Que peuvent faire les syndicats ?
“Ce qui se passe sur le lieu de travail relève de l’employeur, mais en tant que syndicats, nous devons être présents et prendre nos responsabilités. Chez IF Metall, nous nous assurons que nos structures régionales et locales sachent comment traiter des cas de harcèlement sexuel.”
Certaines catégories professionnelles se sont tournées vers les médias sociaux pour parler de leur expérience sur les lieux de travail. Par exemple les journalistes, les actrices et le personnel hospitalier ont partagé leurs témoignages sur le harcèlement sexuel. Et le hashtag #InteFörhandlingsbart (non-négociable) a mis l’accent sur le harcèlement sexuel au sein du mouvement syndical.
“Nous avons eu des cas de délégués syndicaux se comportant de manière inappropriée, ce qui est une situation difficile pour toutes les personnes concernées. Quand tout le monde connaît tout le monde, il faut des instructions claires sur la manière de procéder et, peut-être, faire appel au niveau régional plutôt que local.
“Le débat sur ce qui est correct et ne l’est pas a été très important. Même s’il est parfois difficile d’en parler lorsque le harcèlement sexuel se produit en interne, nous avons une responsabilité à cet égard en ne pouvons en apparaître complice.
“C’est pourquoi IF Metall a appelé ses partenaires sociaux du secteur à considérer cela comme un coup de pied dans la fourmilière. Toutes les entreprises devraient avoir une politique pour travailler activement à combattre le harcèlement sexuel et la discrimination fondée sur le genre. Il faut une tolérance zéro.”
Quelle est l’approche d’IF Metall à l’égard d’Industrie 4.0 ?
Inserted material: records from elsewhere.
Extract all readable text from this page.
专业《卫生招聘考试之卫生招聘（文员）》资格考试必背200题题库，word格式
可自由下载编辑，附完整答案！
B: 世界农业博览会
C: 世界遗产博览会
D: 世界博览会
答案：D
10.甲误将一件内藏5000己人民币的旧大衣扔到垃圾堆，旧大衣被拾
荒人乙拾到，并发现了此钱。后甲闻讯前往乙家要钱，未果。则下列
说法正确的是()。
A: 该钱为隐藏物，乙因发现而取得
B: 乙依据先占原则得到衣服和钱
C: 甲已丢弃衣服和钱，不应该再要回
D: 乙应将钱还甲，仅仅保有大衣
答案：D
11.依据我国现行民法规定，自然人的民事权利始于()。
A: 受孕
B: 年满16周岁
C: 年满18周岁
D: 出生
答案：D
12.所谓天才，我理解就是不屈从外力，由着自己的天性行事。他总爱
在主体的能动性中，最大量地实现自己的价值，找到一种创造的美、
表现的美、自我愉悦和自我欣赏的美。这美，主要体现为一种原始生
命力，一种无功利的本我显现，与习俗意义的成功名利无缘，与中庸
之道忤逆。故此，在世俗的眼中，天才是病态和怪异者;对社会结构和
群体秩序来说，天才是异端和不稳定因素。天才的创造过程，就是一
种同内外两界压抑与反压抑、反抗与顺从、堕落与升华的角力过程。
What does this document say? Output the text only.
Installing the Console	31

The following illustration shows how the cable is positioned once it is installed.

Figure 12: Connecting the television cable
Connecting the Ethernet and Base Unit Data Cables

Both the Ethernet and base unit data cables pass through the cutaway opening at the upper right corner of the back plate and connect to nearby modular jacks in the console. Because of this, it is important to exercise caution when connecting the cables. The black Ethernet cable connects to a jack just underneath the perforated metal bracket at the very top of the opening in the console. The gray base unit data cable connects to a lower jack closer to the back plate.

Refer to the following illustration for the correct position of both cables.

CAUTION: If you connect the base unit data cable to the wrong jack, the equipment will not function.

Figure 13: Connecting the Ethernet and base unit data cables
“Industrie 4.0 est, sans nul doute, notre défi le plus important. Nous considérons l’évolution technique comme quelque chose de positif. Nous savons que certains postes vont disparaître, mais nous savons aussi qu’il y en aura de nouveaux.
“Bien que la numérisation a d’énormes effets, ce n’est pas vraiment une nouveauté pour nous. Nous sommes déjà passés par là. Mais aujourd’hui, ça va plus vite et ça touche la société dans son ensemble.
“Nous pensons que les percées les plus importantes auront plus ou moins lieu au cours des cinq prochaines années. Ceci affectera non seulement ceux qui arrivent sur le marché de l’emploi, mais aussi ceux qui y sont déjà présents. En tant que syndicat, nous avons un rôle au sein de ce parcours, comme partenaire sur qui on peut compter dans cette transformation.
“Nous travaillons donc à nous assurer que nos adhérents auront les compétences voulues pour être employables à l’avenir. La plupart de nos membres évoluent dans des industries d’exportation et devons avoir une transition en douceur.”
Les effectifs syndicaux se réduisent en Suède, pays qui compte traditionnellement une forte densité syndicale. Que fait IF Metall pour contrer cette tendance ?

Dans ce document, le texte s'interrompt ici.